Surface Transformation Enables a Dendrite‐Free Zinc‐Metal Anode in Nonaqueous Electrolyte
Fanyang Huang, Xinpeng Li, Yuchen Zhang, Yulin Jie, Xulin Mu, Chaoran Yang, Wanxia Li, Yawei Chen, Liu Yang, Shuai Wang, Binghui Ge, Ruiguo Cao, Xiaodi Ren, Pengfei Yan, Qi Li, Dongsheng Xu, Shuhong Jiao
Abstract
Abstract Significant challenges remain in developing rechargeable zinc batteries mainly because of reversibility problems on zinc‐metal anodes. The dendritic growth and hydrogen evolution on zinc electrodes are major obstacles to overcome in developing practical and safe zinc batteries. Here, a dendrite‐free and hydrogen‐free Zn‐metal anode with high Coulombic efficiency up to 99.6% over 300 cycles is realized in a newly designed nonaqueous electrolyte, which comprises an inexpensive zinc salt, zinc acetate, and a green low‐cost solvent, dimethyl sulfoxide. Surface transformation on Cu substrate plays a critical role in facilitating the dendrite‐free deposition process, which lowers the diffusion energy barrier of the Zn atoms, leading to a uniform and compact thin film for zinc plating.

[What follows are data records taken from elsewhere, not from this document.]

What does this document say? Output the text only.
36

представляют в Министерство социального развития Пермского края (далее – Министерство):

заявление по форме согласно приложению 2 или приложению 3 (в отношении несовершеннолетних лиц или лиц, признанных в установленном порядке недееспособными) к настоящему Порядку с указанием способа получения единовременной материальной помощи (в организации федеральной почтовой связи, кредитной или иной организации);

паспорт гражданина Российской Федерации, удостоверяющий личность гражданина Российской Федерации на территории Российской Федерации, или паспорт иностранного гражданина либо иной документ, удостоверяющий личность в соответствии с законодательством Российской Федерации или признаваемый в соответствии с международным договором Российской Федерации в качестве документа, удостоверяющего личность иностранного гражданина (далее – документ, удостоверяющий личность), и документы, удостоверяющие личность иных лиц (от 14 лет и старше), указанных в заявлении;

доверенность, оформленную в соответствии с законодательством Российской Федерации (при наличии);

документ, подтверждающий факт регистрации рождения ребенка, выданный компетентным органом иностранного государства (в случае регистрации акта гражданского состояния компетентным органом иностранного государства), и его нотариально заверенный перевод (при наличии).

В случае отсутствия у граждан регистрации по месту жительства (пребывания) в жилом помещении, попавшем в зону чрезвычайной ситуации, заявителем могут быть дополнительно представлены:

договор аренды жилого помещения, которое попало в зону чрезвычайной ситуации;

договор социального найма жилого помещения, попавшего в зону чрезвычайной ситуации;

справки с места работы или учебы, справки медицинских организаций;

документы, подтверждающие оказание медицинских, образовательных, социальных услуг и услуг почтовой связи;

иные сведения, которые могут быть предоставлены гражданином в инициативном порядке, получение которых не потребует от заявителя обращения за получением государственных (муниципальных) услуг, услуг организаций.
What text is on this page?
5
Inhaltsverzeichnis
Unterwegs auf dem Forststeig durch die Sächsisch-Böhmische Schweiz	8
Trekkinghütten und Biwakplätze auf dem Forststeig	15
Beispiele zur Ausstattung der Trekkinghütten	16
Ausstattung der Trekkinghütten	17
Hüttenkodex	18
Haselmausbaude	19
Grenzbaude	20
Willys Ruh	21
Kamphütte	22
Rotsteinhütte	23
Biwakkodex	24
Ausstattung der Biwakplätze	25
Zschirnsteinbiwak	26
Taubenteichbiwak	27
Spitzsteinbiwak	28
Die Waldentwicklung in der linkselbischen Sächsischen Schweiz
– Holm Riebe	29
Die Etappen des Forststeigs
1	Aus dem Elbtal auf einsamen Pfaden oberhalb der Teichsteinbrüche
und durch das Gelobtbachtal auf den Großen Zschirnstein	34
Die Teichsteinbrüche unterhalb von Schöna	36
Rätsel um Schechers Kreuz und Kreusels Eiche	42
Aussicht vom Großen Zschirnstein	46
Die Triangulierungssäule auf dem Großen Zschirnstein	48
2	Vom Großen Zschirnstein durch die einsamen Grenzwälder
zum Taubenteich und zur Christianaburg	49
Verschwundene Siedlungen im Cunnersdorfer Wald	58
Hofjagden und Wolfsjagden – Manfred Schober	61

Furthermore, in situ electrochemical atomic force microscopy reveals the plating process via a layer‐by‐layer growth mechanism and the stripping process through an edge‐dissolution mechanism. In addition, Zn||Mo 6 S 8 full cells exhibit excellent electrochemical performance in terms of cycling stability and rate capability. This work presents a new opportunity to develop nonaqueous rechargeable zinc batteries.